Before I started the book I marched it into Zoe’s room and waved it in front of her, trying to distract her from three pages of algebra sprawled across her lap and bed, highlighted green yellow pink and orange with evidence of her concentration.

Looky! An ER book!

She pulled a headphone out, nodded at me and said; “Thanks, leave it right there” pointed at the foot of her bed and went back to solving polynomials and their friends. 

I hug it to myself and leave the room. She follows me and spots a book called Uglies, which I’m pretty sure she finished before lunchtime the next day.

I read Angels in the ER over the course of a morning and afternoon, although I could have finished it faster. It’s the kind of book that keeps good company, speaking in sentences, pages, chapters or hours, whichever you need.  

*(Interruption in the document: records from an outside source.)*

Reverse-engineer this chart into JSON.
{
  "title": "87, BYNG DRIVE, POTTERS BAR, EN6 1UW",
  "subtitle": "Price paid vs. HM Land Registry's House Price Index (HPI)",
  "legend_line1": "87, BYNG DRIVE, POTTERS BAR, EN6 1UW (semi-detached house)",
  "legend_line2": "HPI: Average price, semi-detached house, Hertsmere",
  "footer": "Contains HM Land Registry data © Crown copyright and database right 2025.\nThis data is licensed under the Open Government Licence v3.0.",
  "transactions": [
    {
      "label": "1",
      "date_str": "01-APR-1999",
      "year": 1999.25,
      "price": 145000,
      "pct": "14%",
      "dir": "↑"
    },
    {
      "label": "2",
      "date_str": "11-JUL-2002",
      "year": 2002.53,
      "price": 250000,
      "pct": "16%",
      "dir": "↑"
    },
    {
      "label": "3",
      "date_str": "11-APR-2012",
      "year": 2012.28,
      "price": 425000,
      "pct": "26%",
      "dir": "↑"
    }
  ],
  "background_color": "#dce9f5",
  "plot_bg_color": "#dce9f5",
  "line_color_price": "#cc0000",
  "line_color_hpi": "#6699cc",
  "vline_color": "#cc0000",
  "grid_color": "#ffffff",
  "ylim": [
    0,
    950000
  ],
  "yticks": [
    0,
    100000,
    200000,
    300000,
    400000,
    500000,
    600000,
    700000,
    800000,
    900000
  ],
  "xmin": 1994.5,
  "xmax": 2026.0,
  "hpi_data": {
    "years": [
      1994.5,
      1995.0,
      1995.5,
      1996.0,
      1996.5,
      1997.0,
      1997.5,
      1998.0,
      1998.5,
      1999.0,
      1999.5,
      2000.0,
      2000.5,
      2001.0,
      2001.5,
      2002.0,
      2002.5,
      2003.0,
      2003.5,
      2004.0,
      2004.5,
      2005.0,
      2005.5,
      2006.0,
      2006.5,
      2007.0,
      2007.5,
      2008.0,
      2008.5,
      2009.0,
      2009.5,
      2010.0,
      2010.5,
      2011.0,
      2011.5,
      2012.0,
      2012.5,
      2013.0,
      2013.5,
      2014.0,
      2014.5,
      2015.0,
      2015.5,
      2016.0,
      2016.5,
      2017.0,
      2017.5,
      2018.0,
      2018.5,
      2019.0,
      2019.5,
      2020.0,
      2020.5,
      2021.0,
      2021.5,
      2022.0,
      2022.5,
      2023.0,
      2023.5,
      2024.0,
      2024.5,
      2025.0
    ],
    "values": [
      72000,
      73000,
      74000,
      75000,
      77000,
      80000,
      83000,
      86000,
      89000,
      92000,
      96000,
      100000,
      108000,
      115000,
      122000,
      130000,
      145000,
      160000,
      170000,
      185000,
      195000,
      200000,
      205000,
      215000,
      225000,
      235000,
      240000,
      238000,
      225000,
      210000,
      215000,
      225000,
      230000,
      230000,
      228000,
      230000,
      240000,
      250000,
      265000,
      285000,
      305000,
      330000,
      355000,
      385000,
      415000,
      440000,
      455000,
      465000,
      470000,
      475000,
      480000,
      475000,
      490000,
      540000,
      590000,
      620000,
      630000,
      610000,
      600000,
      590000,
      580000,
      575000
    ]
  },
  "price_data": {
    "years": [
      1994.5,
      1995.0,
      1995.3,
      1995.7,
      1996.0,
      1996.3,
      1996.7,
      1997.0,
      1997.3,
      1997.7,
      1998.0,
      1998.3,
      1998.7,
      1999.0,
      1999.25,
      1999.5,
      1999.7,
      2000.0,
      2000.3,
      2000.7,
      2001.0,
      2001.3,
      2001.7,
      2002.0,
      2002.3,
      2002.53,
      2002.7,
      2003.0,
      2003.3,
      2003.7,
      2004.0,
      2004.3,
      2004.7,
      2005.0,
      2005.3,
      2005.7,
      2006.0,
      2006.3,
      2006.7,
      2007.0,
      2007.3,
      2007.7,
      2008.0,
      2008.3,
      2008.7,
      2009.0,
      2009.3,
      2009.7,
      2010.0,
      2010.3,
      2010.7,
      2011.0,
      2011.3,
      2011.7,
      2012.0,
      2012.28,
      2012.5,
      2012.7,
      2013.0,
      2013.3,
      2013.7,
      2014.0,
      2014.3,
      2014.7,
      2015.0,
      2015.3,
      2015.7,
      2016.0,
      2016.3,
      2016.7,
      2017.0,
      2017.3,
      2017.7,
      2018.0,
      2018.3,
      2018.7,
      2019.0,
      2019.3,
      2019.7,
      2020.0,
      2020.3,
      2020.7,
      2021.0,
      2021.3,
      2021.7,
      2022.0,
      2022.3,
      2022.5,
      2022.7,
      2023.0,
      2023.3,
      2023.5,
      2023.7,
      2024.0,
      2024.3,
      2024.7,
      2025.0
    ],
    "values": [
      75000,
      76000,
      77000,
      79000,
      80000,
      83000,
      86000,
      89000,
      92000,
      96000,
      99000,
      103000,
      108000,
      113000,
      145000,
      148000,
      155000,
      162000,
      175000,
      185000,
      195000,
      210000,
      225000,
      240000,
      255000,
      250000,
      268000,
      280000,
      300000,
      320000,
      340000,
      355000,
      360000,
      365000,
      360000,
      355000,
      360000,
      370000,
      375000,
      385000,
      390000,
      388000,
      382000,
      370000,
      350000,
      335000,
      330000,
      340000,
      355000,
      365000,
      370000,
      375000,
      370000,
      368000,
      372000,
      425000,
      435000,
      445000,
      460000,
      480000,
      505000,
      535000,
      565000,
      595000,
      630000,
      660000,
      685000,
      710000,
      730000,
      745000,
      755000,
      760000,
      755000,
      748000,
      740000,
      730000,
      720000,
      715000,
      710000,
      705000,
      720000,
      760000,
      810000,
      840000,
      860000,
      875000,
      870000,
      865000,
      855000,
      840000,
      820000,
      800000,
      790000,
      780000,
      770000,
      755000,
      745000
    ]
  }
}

Written by a physician who is also a talented storyteller and devout Christian, each of these stories take the reader to the edges of the human experience – grief, mercy, patience, violence, faith, addiction, deceit – then brings them back, concluding each lesson with the spiritual fruits that come from walking with each other through our darkest days.

I really enjoyed this book (although I did find out it takes two hands to hold a diet coke and a book at the same time, which is one more hand than I have), because the author is a man who didn’t take a singular path in life: he could’ve decided to call himself a “doctor” and let that direct his identity. Instead, he chose the harder path of  finding all of his talents and using them to light the path for others. Wonderful indeed.

After typing this up for you but before reading the final proof, and putting the splint back on my hand (you saw nothing, got that?) I reach into my bag of books pick book #66, a slim white covered book with the head-scratching confusing title, “Nice Girls Finish Last.” I’m a nice girl (I think) and have no idea what that title means or this book could be about, so I decide to read it before the FSU game tonight.